If you examined a dead leaf-stalk, says Lilias Trotter in her lovely parables, through a microscope, you would find that the old channel is silted up by a barrier invisible to the naked eye. On last year’s leaf the plant has shut the door, condemning it to decay, and soon without further effort the stalk loosens, the winds of God play around it, and it falls away. The Cross of Christ shuts off the life of sin. “Our old man is crucified with Him, that the body of sin might be destroyed, that henceforth we should not serve sin: for he that is dead is freed from sin” (Rom. vi. 6). Like the silted-up channel, the Cross stands a blessed invisible barrier between us and sinning as we “reckon” it there: that is, hold it there by faith and will. The sap — the will — the “ego” withdraws from the former existence, its aims and desires, and sends them into the new. And the first hour that the sap begins to withdraw, and the leaf-stalk begins to silt up, the leaf’s fate is sealed. The plant never goes back, as so m any Christians do, upon its resolve to dispense with the old foliage. It is this “steadfast continuance” which is the secret of victory. The sap which is withdrawn from the old is freely given for the nourishment of the new, and is only withdrawn for this purpose, for the gate of the Cross is ever the gate of life.
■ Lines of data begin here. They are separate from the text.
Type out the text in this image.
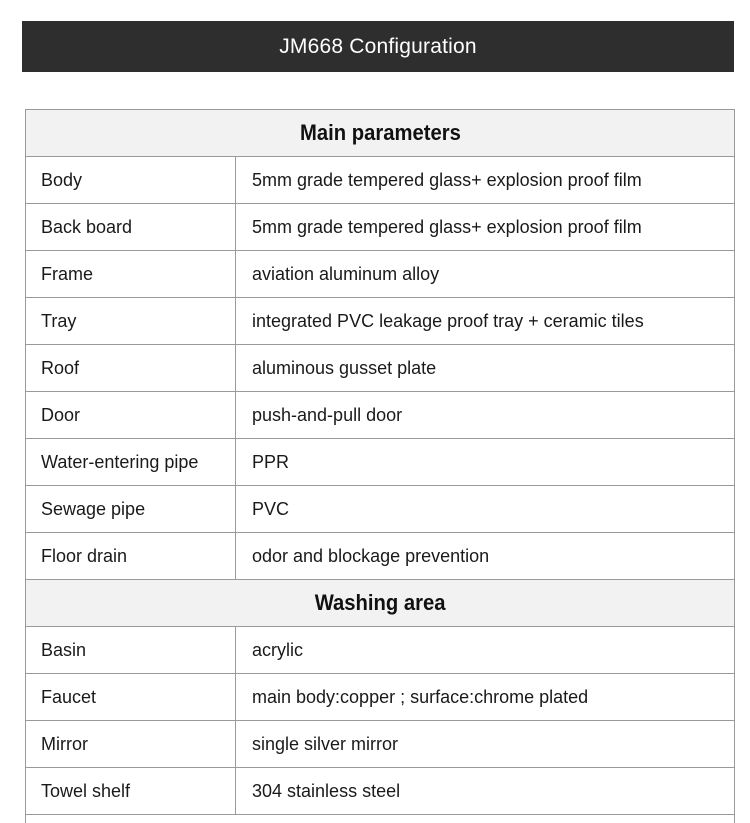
JM668 Configuration
Main parameters
Body	5mm grade tempered glass+ explosion proof film
Back board	5mm grade tempered glass+ explosion proof film
Frame	aviation aluminum alloy
Tray	integrated PVC leakage proof tray + ceramic tiles
Roof	aluminous gusset plate
Door	push-and-pull door
Water-entering pipe	PPR
Sewage pipe	PVC
Floor drain	odor and blockage prevention
Washing area
Basin	acrylic
Faucet	main body:copper ; surface:chrome plated
Mirror	single silver mirror
Towel shelf	304 stainless steel
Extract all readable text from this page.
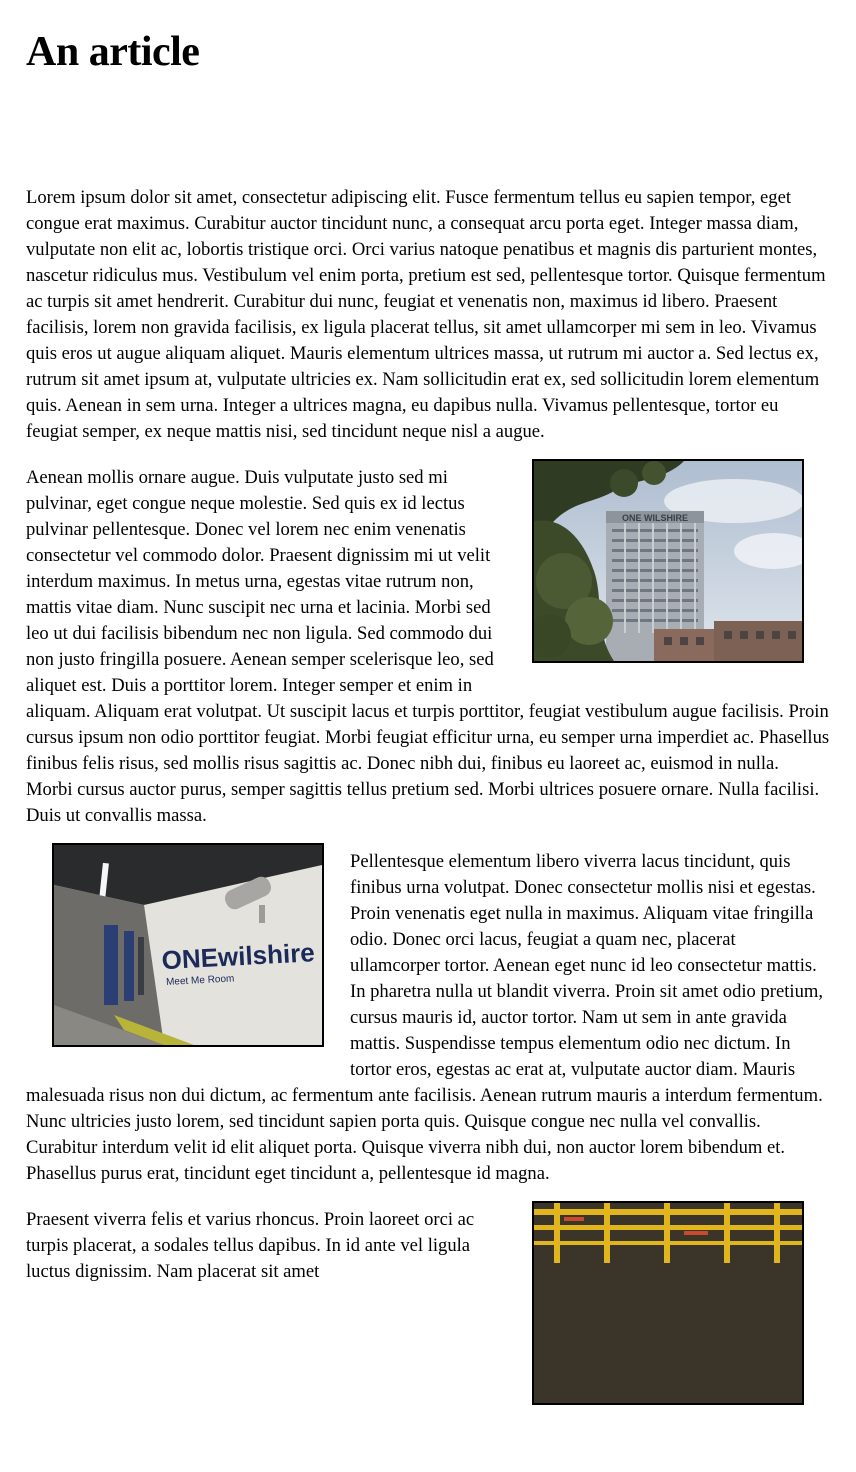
An article

Lorem ipsum dolor sit amet, consectetur adipiscing elit. Fusce fermentum tellus eu sapien tempor, eget congue erat maximus. Curabitur auctor tincidunt nunc, a consequat arcu porta eget. Integer massa diam, vulputate non elit ac, lobortis tristique orci. Orci varius natoque penatibus et magnis dis parturient montes, nascetur ridiculus mus. Vestibulum vel enim porta, pretium est sed, pellentesque tortor. Quisque fermentum ac turpis sit amet hendrerit. Curabitur dui nunc, feugiat et venenatis non, maximus id libero. Praesent facilisis, lorem non gravida facilisis, ex ligula placerat tellus, sit amet ullamcorper mi sem in leo. Vivamus quis eros ut augue aliquam aliquet. Mauris elementum ultrices massa, ut rutrum mi auctor a. Sed lectus ex, rutrum sit amet ipsum at, vulputate ultricies ex. Nam sollicitudin erat ex, sed sollicitudin lorem elementum quis. Aenean in sem urna. Integer a ultrices magna, eu dapibus nulla. Vivamus pellentesque, tortor eu feugiat semper, ex neque mattis nisi, sed tincidunt neque nisl a augue.

ONE WILSHIRE

Aenean mollis ornare augue. Duis vulputate justo sed mi pulvinar, eget congue neque molestie. Sed quis ex id lectus pulvinar pellentesque. Donec vel lorem nec enim venenatis consectetur vel commodo dolor. Praesent dignissim mi ut velit interdum maximus. In metus urna, egestas vitae rutrum non, mattis vitae diam. Nunc suscipit nec urna et lacinia. Morbi sed leo ut dui facilisis bibendum nec non ligula. Sed commodo dui non justo fringilla posuere. Aenean semper scelerisque leo, sed aliquet est. Duis a porttitor lorem. Integer semper et enim in aliquam. Aliquam erat volutpat. Ut suscipit lacus et turpis porttitor, feugiat vestibulum augue facilisis. Proin cursus ipsum non odio porttitor feugiat. Morbi feugiat efficitur urna, eu semper urna imperdiet ac. Phasellus finibus felis risus, sed mollis risus sagittis ac. Donec nibh dui, finibus eu laoreet ac, euismod in nulla. Morbi cursus auctor purus, semper sagittis tellus pretium sed. Morbi ultrices posuere ornare. Nulla facilisi. Duis ut convallis massa.

ONEwilshire
Meet Me Room

Pellentesque elementum libero viverra lacus tincidunt, quis finibus urna volutpat. Donec consectetur mollis nisi et egestas. Proin venenatis eget nulla in maximus. Aliquam vitae fringilla odio. Donec orci lacus, feugiat a quam nec, placerat ullamcorper tortor. Aenean eget nunc id leo consectetur mattis. In pharetra nulla ut blandit viverra. Proin sit amet odio pretium, cursus mauris id, auctor tortor. Nam ut sem in ante gravida mattis. Suspendisse tempus elementum odio nec dictum. In tortor eros, egestas ac erat at, vulputate auctor diam. Mauris malesuada risus non dui dictum, ac fermentum ante facilisis. Aenean rutrum mauris a interdum fermentum. Nunc ultricies justo lorem, sed tincidunt sapien porta quis. Quisque congue nec nulla vel convallis. Curabitur interdum velit id elit aliquet porta. Quisque viverra nibh dui, non auctor lorem bibendum et. Phasellus purus erat, tincidunt eget tincidunt a, pellentesque id magna.

Praesent viverra felis et varius rhoncus. Proin laoreet orci ac turpis placerat, a sodales tellus dapibus. In id ante vel ligula luctus dignissim. Nam placerat sit amet
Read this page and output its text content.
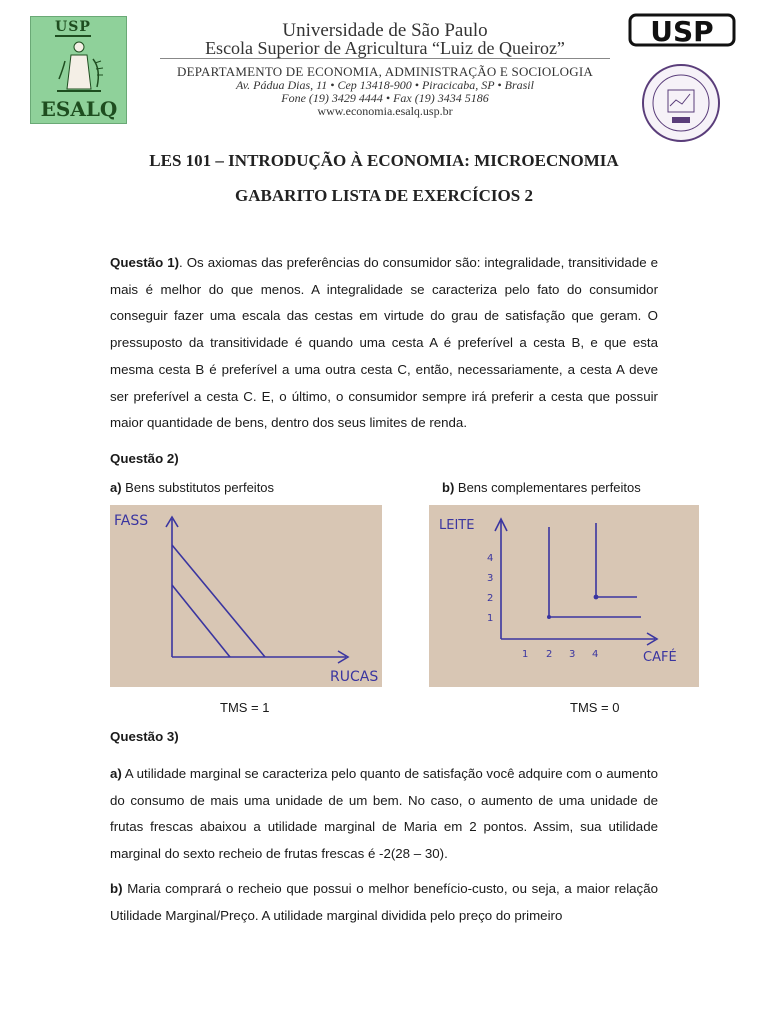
USP
ESALQ
Universidade de São Paulo
Escola Superior de Agricultura “Luiz de Queiroz”
DEPARTAMENTO DE ECONOMIA, ADMINISTRAÇÃO E SOCIOLOGIA
Av. Pádua Dias, 11 • Cep 13418-900 • Piracicaba, SP • Brasil
Fone (19) 3429 4444 • Fax (19) 3434 5186
www.economia.esalq.usp.br
USP
LES 101 – INTRODUÇÃO À ECONOMIA: MICROECNOMIA
GABARITO LISTA DE EXERCÍCIOS 2
Questão 1). Os axiomas das preferências do consumidor são: integralidade, transitividade e mais é melhor do que menos. A integralidade se caracteriza pelo fato do consumidor conseguir fazer uma escala das cestas em virtude do grau de satisfação que geram. O pressuposto da transitividade é quando uma cesta A é preferível a cesta B, e que esta mesma cesta B é preferível a uma outra cesta C, então, necessariamente, a cesta A deve ser preferível a cesta C. E, o último, o consumidor sempre irá preferir a cesta que possuir maior quantidade de bens, dentro dos seus limites de renda.
Questão 2)
a) Bens substitutos perfeitos	b) Bens complementares perfeitos
FASS
RUCAS
1
2
3
4
1 2 3 4
LEITE
CAFÉ
TMS = 1	TMS = 0
Questão 3)
a) A utilidade marginal se caracteriza pelo quanto de satisfação você adquire com o aumento do consumo de mais uma unidade de um bem. No caso, o aumento de uma unidade de frutas frescas abaixou a utilidade marginal de Maria em 2 pontos. Assim, sua utilidade marginal do sexto recheio de frutas frescas é -2(28 – 30).
b) Maria comprará o recheio que possui o melhor benefício-custo, ou seja, a maior relação Utilidade Marginal/Preço. A utilidade marginal dividida pelo preço do primeiro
There is only one place where you can graft a branch upon a tree; it is where both the graft and the tree have been cut and the life is flowing out. But let there be close contact between them — for the smallest filament of wrapping round the graft will prevent the life of the tree from flowing into it — and what is the result? The little slip becomes a partaker of the strength and beauty of the stem, and as it bears leaf and fruit it seems to say: “I live, nevertheless not I, but the tree liveth in me, and the life I now live in foliage and fruit, I live by faith in the shaft of the tree.” So to both graft and tree the gate of the cross is the gate of life.